What I've tried so far: NFS with the hash's first few octets as nested directory names, it works but it is a bit slow and I also tried ZeroFS (also too slow).

Under considerations: DuckDB, RocksDB, BerkeleyDB, SQLite3, lmdb, something bespoke

Recommendations? Things/papers I should be reading?

@job simply a large directory with files inside with name==SHA256 ? XFS performs pretty well under these constraints, and while the file metadata certainly is annoying overhead, it sounds like a robust, easy to use and relatively fast option. (data structure used in that case: cleverly organized B+-trees, with storage-respecting scheduling of modifications)

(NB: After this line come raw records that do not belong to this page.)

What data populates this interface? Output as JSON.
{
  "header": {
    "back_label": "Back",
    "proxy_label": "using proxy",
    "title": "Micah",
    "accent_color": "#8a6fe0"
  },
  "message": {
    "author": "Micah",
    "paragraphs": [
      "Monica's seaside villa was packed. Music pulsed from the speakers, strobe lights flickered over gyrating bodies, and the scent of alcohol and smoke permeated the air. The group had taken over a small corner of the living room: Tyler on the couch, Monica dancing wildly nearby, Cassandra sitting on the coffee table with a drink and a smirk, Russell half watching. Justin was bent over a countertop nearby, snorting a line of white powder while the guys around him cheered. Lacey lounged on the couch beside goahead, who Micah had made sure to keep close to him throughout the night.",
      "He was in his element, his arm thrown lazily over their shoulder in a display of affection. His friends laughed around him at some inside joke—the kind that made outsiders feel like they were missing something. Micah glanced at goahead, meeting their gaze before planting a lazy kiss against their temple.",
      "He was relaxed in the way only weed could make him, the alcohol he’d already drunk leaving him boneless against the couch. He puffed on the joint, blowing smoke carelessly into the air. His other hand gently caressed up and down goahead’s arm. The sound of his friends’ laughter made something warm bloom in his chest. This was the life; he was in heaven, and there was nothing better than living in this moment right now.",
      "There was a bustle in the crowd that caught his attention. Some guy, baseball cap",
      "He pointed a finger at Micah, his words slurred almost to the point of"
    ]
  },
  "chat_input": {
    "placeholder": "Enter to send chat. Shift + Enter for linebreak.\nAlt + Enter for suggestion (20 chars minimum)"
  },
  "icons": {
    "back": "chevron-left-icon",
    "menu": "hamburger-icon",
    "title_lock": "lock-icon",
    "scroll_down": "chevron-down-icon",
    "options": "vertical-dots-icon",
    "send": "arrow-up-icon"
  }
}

If it's not an option, any key-value store would do, as mentioned by the others. I'm not sure why you mention NFS – sounds like you want…

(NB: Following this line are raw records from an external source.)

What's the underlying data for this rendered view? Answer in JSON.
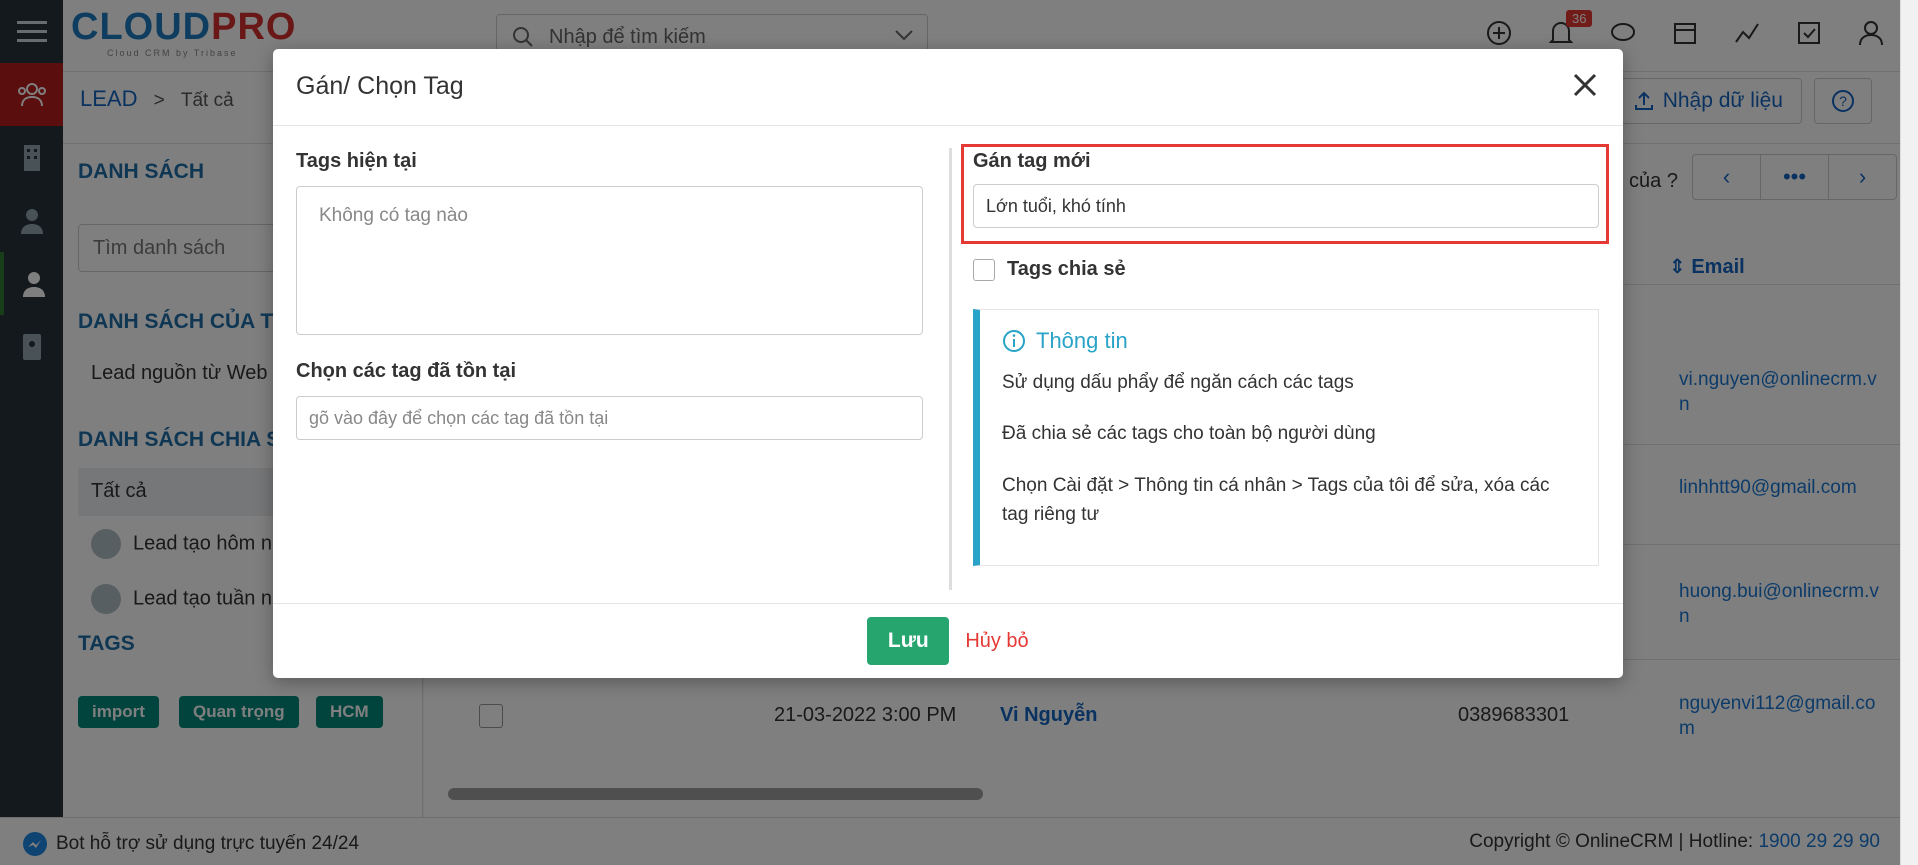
{
  "app": {
    "logo_text_cloud": "CLOUD",
    "logo_text_pro": "PRO",
    "logo_subtitle": "Cloud CRM by Tribase",
    "search_placeholder": "Nhập để tìm kiếm",
    "notification_count": "36"
  },
  "breadcrumb": {
    "module": "LEAD",
    "separator": ">",
    "current": "Tất cả"
  },
  "toolbar": {
    "import_label": "Nhập dữ liệu",
    "of_label": "của",
    "help_label": "?"
  },
  "sidebar": {
    "lists_heading": "DANH SÁCH",
    "search_placeholder": "Tìm danh sách",
    "my_lists_heading": "DANH SÁCH CỦA TÔI",
    "my_lists": [
      "Lead nguồn từ Web"
    ],
    "shared_heading": "DANH SÁCH CHIA SẺ",
    "shared_lists": [
      "Tất cả",
      "Lead tạo hôm nay",
      "Lead tạo tuần này"
    ],
    "tags_heading": "TAGS",
    "tags": [
      "import",
      "Quan trọng",
      "HCM"
    ]
  },
  "table": {
    "email_header": "Email",
    "emails": [
      "vi.nguyen@onlinecrm.vn",
      "linhhtt90@gmail.com",
      "huong.bui@onlinecrm.vn",
      "nguyenvi112@gmail.com"
    ],
    "visible_row": {
      "date": "21-03-2022 3:00 PM",
      "name": "Vi Nguyễn",
      "phone": "0389683301"
    }
  },
  "footer": {
    "bot_text": "Bot hỗ trợ sử dụng trực tuyến 24/24",
    "copyright": "Copyright © OnlineCRM | Hotline:",
    "hotline": "1900 29 29 90"
  },
  "modal": {
    "title": "Gán/ Chọn Tag",
    "current_tags_label": "Tags hiện tại",
    "current_tags_empty": "Không có tag nào",
    "choose_existing_label": "Chọn các tag đã tồn tại",
    "choose_existing_placeholder": "gõ vào đây để chọn các tag đã tồn tại",
    "new_tag_label": "Gán tag mới",
    "new_tag_value": "Lớn tuổi, khó tính",
    "share_tags_label": "Tags chia sẻ",
    "info_title": "Thông tin",
    "info_lines": [
      "Sử dụng dấu phẩy để ngăn cách các tags",
      "Đã chia sẻ các tags cho toàn bộ người dùng",
      "Chọn Cài đặt > Thông tin cá nhân > Tags của tôi để sửa, xóa các tag riêng tư"
    ],
    "save_label": "Lưu",
    "cancel_label": "Hủy bỏ"
  },
  "colors": {
    "primary": "#1565c0",
    "save": "#26a56f",
    "cancel": "#e53935",
    "info_accent": "#29a3c7",
    "highlight": "#e53935",
    "tag_bg": "#00897b"
  }
}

@job remote access? Multiple separate remote concurrent read, single write access with low coherency guarantees? Or do you need things to be fully transactional, i.e., no reader could ever see a half-written object? Do you need guarantees that the moment a write finishes its write, everyone else sees the same data, or might a bit of a propagation delay be OK?
And while I'm incessantly asking: what *are* acceptable read latencies for you?
Do you need high availability/how regularly take backup?
@funkylab multiple remote readers, no transactions, everything addressed by content hash, should propagate in seconds. Ideally able to read at least 10K objects / second.

@job yeah postgres table with a blob column; haven't done that, but you should be able to let the db calculate the hash on insertion instead of having to supply it; column type would be sonething like

hashcolumn TEXT GENERATED ALWAYS AS (encode( sha256(youblobcolumn),'hex'))

Or similar. Considering one billion entries, you might want add an index using actually that column.